06 June 2007

Failing the test.

I'm certain the Bush faithful and the enemies of liberal education will be hooting and hollering over this study showing that test scores have improved under No Child Left Behind. However, it really shouldn't come as a surprise that a law that considers education to consist of two subjects (math and reading) measurable simply by standardized testing and enforces a draconian system of punishment for schools unable to meet the limiting standards would have such results: after all, central administration, principals, and teachers all understand that their schools' fates rise and fall based upon two tests in the spring. So out with enrichment activities and silly subjects like social studies and science (although only temporarily: science will be tested soon under NCLB guidelines), and in with more teaching to the test.
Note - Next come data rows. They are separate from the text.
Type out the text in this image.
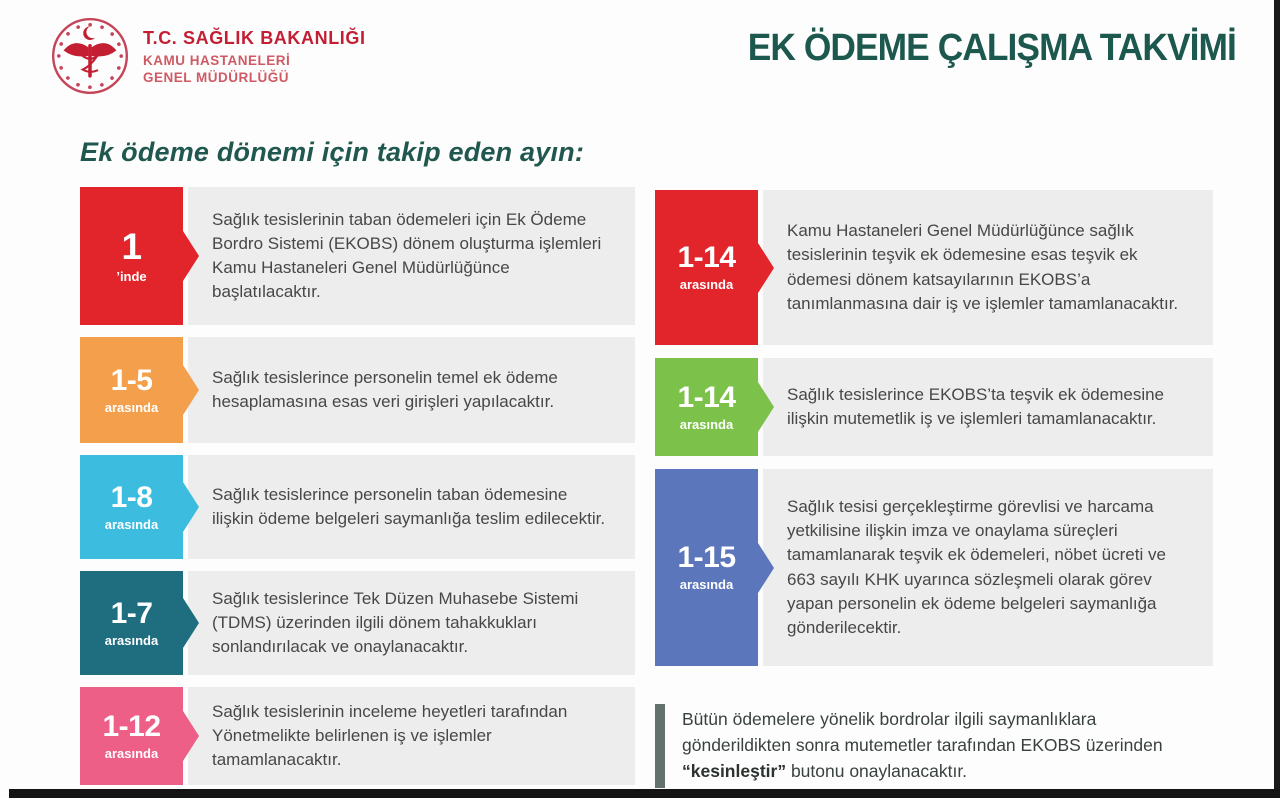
T.C. SAĞLIK BAKANLIĞI
KAMU HASTANELERİ
GENEL MÜDÜRLÜĞÜ
EK ÖDEME ÇALIŞMA TAKVİMİ
Ek ödeme dönemi için takip eden ayın:
1
’inde
Sağlık tesislerinin taban ödemeleri için Ek Ödeme Bordro Sistemi (EKOBS) dönem oluşturma işlemleri Kamu Hastaneleri Genel Müdürlüğünce başlatılacaktır.
1-5
arasında
Sağlık tesislerince personelin temel ek ödeme hesaplamasına esas veri girişleri yapılacaktır.
1-8
arasında
Sağlık tesislerince personelin taban ödemesine ilişkin ödeme belgeleri saymanlığa teslim edilecektir.
1-7
arasında
Sağlık tesislerince Tek Düzen Muhasebe Sistemi (TDMS) üzerinden ilgili dönem tahakkukları sonlandırılacak ve onaylanacaktır.
1-12
arasında
Sağlık tesislerinin inceleme heyetleri tarafından Yönetmelikte belirlenen iş ve işlemler tamamlanacaktır.
1-14
arasında
Kamu Hastaneleri Genel Müdürlüğünce sağlık tesislerinin teşvik ek ödemesine esas teşvik ek ödemesi dönem katsayılarının EKOBS’a tanımlanmasına dair iş ve işlemler tamamlanacaktır.
1-14
arasında
Sağlık tesislerince EKOBS’ta teşvik ek ödemesine ilişkin mutemetlik iş ve işlemleri tamamlanacaktır.
1-15
arasında
Sağlık tesisi gerçekleştirme görevlisi ve harcama yetkilisine ilişkin imza ve onaylama süreçleri tamamlanarak teşvik ek ödemeleri, nöbet ücreti ve 663 sayılı KHK uyarınca sözleşmeli olarak görev yapan personelin ek ödeme belgeleri saymanlığa gönderilecektir.
Bütün ödemelere yönelik bordrolar ilgili saymanlıklara gönderildikten sonra mutemetler tarafından EKOBS üzerinden “kesinleştir” butonu onaylanacaktır.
It is in fact the absolute worst concept of education ever devised: the notion that the education process can be summarized by any standardized test. At a time when universities are beginning to re-examine, re-prioritize, or simply rid themselves of SAT scores because it has become abundantly clear how flawed those assessments are, it seems counterintuitive that the Department of Education should be so enamored of standardized testing.

And then you realize how truly limited the BushCo institution is. For them, the world is divided into black and white, right and wrong, good and bad, and nothing is ever complicated, nuanced, or conflicted. Since everyone's given the same test, the theory goes, then the results are valid across all populations. Hmph. Isn't it pretty to think so?, as someone once wrote. It'd be nice and simple to be able to measure a school so easily. Unfortunately, those of us who operate in the real world understand that schools are not created equal and do not compete on level playing fields. Schools in which 70% of the students receive free or reduced lunch, in which a large percentage of the parents work two jobs and/or don't speak English as their primary language, and in which must devote significant chunks of their budget to security concerns are simply not playing with the same ball that wealthy, established, suburban school districts play with.

We should recognize this difference and take it into account. I for one believe that my son is better served in his current school, with all its faults, than he would be in one of the outlying schools or private schools in which diversity -- economic, racial, social -- is not lived but is rather a vaguely understood concept. However, they don't test that under NCLB. They don't insist that public schools in wealthy neighborhoods reach benchmarks on economic diversity so their students can understand that not everyone receives a car when he or she reaches the age of 16.

People might object to such a requirement as "social engineering." They'd be right, but they'd also be incorrect not to recognize the current testing regime as another form of social engineering that is producing its own "successes" inevitably in its structure.

2 comments:

Momentary Academic said...

Well, just because you test well, it is no indication of how hard you'll work or if you'll cheat if you're not doing well, or anything really.

It would be terrific if everyone got a fair shot at school, but I don't think that NCLB really considers that much.

Reya Mellicker said...

It is in fact the absolute worst concept of education ever devised: the notion that the education process can be summarized by any standardized test.

Learning and education are complicated. Wouldn't it be nice if it could all be boiled down to the results of a test? It's such a naive assumption, made by people who were not well educated, obviously.